E – 3031 Introduction to Artificial Intelligence (AI) applications in Architectural Engineering
$200.00
Courses Included
This comprehensive course explores the transformative impact of artificial intelligence on architectural engineering, providing students with both theoretical foundations and practical applications across the building lifecycle. The course examines how AI technologies, from machine learning and computer vision to natural language processing and generative design, are revolutionizing how buildings are conceived, designed, constructed, and operated. Through a structured exploration of key application domains, students will develop critical understanding of both the capabilities and limitations of current AI systems in architectural contexts.
The course begins with fundamental AI concepts and the historical evolution of computational approaches in architecture, establishing a common vocabulary and conceptual framework. Building on this foundation, students explore AI-enhanced design processes including generative systems, multi-objective optimization, and human-AI collaborative frameworks that expand creative possibilities while maintaining human judgment. The integration of AI with Building Information Modeling is examined in depth, covering automated model generation, semantic enrichment, and predictive capabilities that transform static documentation into intelligent building representations.
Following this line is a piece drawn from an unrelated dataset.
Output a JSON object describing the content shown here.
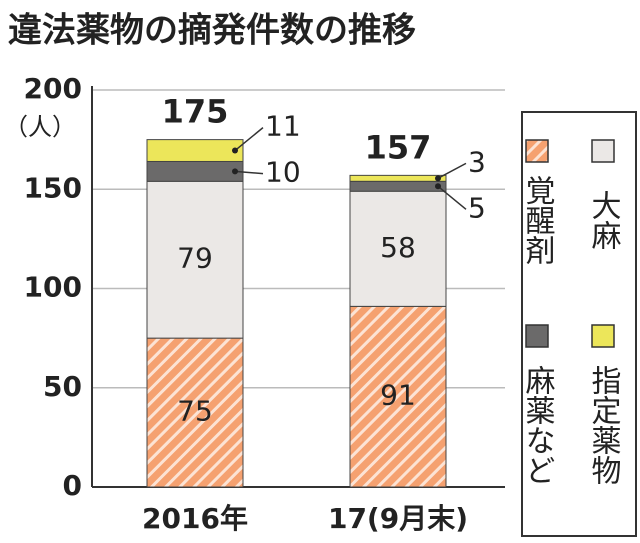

Sustainable design applications receive particular attention, with detailed coverage of AI approaches to energy modeling, building envelope optimization, HVAC control, day-lighting analysis, and embodied carbon reduction. Construction applications demonstrate how AI enhances planning, resource optimization, quality control, risk management and cost estimation throughout the building delivery process. For existing buildings, students explore intelligent building management systems, occupancy analytics, environmental quality optimization, and predictive maintenance strategies that improve operational performance.
The course extends beyond building scale to examine urban applications—data analytics, transportation modeling, infrastructure planning, and climate resilience strategies that leverage AI to address complex urban challenges. Technical implementation is complemented by thorough examination of ethical considerations including data privacy, professional liability, employment impacts, equity concerns, transparency requirements, and the fundamental balance between automation and human creativity.
By course completion, students will possess both theoretical understanding and practical knowledge necessary to evaluate, implement and responsibly apply AI technologies in architectural engineering practice. Whether preparing for immediate application of existing tools or anticipating emerging technologies, students will develop the critical thinking skills needed to navigate this rapidly evolving technological landscape while maintaining architectural practice’s core values and responsibilities.